I am trying to understand how works various SSO technologies like SAML 2.0, OpenID Connect 1.0.

In general, they work in a similar way providing tokens (XML, JSON) through Identity Provider to Service Provider.

What I don't fully understand is how are these tokens secured so nobody can steal it and use it from different device in order to get authenticated session and impersonate.

Also, how are these tokens stored? Are they stored as a cookie in a browser? If so, would it be possible to steal a token cookie and use it to impersonate somebody?

How can I detect that the token is used in an unauthorised manner?

I am looking for a practical view how are tokens secured and represented when authentication is established or when using as SSO, so authentication is not required by Identity Provider.


The tokens are secured at multiple level

  1. Transport - Most of the specs recommend SSL (and some mandate it)
  2. Use once - These token are just meant to transfer identity once and then the asserted identity can be attached with local session for further processing.
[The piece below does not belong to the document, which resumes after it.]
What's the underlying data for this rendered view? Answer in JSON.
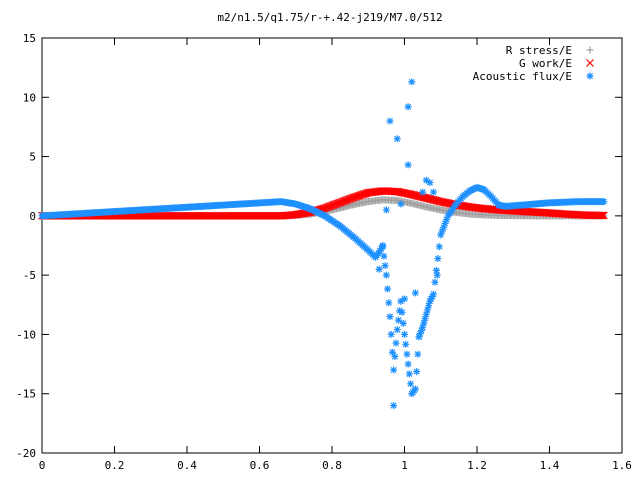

Most of the specs contain safeguards to allow IdP & SP to track the generation and use of token only once.
  3. IdP Trust - The IdP & SP trust mechanism is built in to ensure that only trusted Identity Provider can set an identity at service provider through the protocol.

The checks for MIM and other attacks are built in to each protocol and you can read the RFC/Specs for each of the protocol to see how they stop those attacks.